Determine the columns in the DataFrame, excluding the target column if it exists.
If categorical columns are specified, prioritize them over the provided column types and mark them as ‘category’.
Check for any unknown columns in the provided column types and remove them from the dictionary.
If there are no missing columns, remove the target column (if present) from the column types dictionary.
Calculate the number of unique values in each missing column.
For each missing column:
If the number of unique values is less than or equal to the category threshold, categorize it as ‘category’.

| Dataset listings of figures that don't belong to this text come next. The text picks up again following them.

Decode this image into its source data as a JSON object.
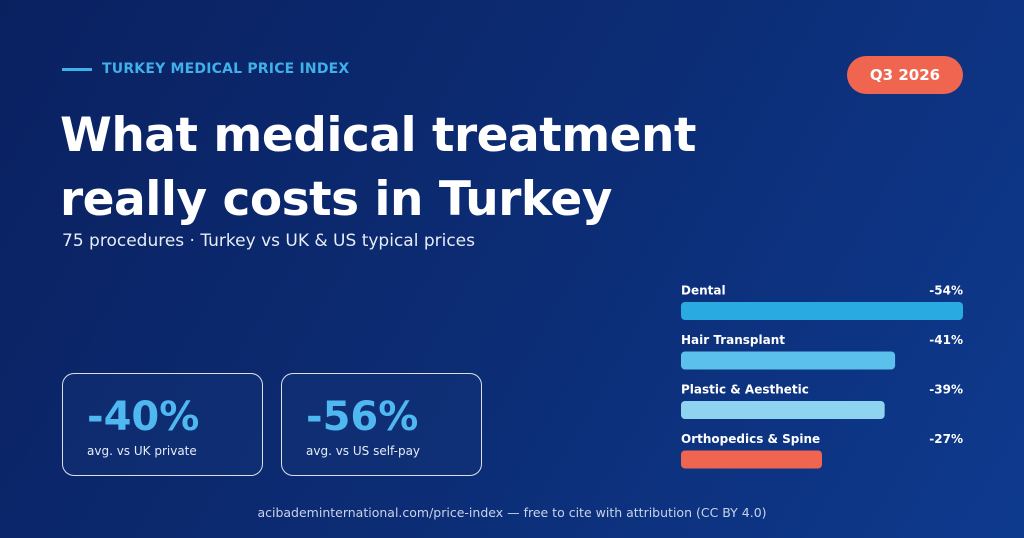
{
  "header": {
    "eyebrow": "TURKEY MEDICAL PRICE INDEX",
    "badge": "Q3 2026",
    "title_line_1": "What medical treatment",
    "title_line_2": "really costs in Turkey",
    "subtitle": "75 procedures · Turkey vs UK & US typical prices"
  },
  "stats": [
    {
      "value": "-40%",
      "caption": "avg. vs UK private"
    },
    {
      "value": "-56%",
      "caption": "avg. vs US self-pay"
    }
  ],
  "footer": "acibademinternational.com/price-index — free to cite with attribution (CC BY 4.0)",
  "chart_data": {
    "type": "bar",
    "orientation": "horizontal",
    "categories": [
      "Dental",
      "Hair Transplant",
      "Plastic & Aesthetic",
      "Orthopedics & Spine"
    ],
    "values": [
      -54,
      -41,
      -39,
      -27
    ],
    "value_labels": [
      "-54%",
      "-41%",
      "-39%",
      "-27%"
    ],
    "colors": [
      "#29abe2",
      "#5bc0eb",
      "#8ed3f0",
      "#f0654f"
    ],
    "xlim": [
      0,
      -54
    ]
  }
}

Otherwise, attempt to convert the column to numeric using pd.to_numeric and categorize it as ‘numeric’.
If the column does not have the expected numeric data type and validation is enabled, issue a warning message.
If conversion to numeric raises a ValueError, categorize the column as ‘text’.

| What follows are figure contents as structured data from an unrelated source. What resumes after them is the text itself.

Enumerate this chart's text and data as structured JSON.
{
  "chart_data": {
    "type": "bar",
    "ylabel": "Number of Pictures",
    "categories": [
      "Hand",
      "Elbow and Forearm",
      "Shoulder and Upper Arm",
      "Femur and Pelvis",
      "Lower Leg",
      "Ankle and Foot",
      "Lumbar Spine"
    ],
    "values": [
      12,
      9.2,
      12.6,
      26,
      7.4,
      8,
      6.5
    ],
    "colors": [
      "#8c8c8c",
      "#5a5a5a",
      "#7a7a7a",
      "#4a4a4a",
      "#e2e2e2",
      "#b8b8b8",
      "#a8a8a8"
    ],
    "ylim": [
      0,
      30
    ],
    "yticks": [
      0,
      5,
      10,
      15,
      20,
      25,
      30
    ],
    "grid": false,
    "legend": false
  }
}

Return the column types dictionary.
The logarithmic rule is used to calculate the category threshold. The formula is: category_threshold = round(np.log10(len(self.df))) if len(self.df) >= 100 else 2. This means that if the length of the DataFrame is greater than or equal to 100, the category threshold is set to the rounded value of the base-10 logarithm of the DataFrame length. Otherwise, the category threshold is set to 2. The logarithmic rule helps in dynamically adjusting the category threshold based on the size of the DataFrame.
- Returns:
A dictionary that maps column names to their inferred types, one of ‘text’, ‘numeric’, or ‘category’.
- Return type:
dict
- process()[source]
Process the dataset by applying all the transformation and slicing functions in the defined order.
- Returns:
The processed dataset after applying all the transformation and slicing functions.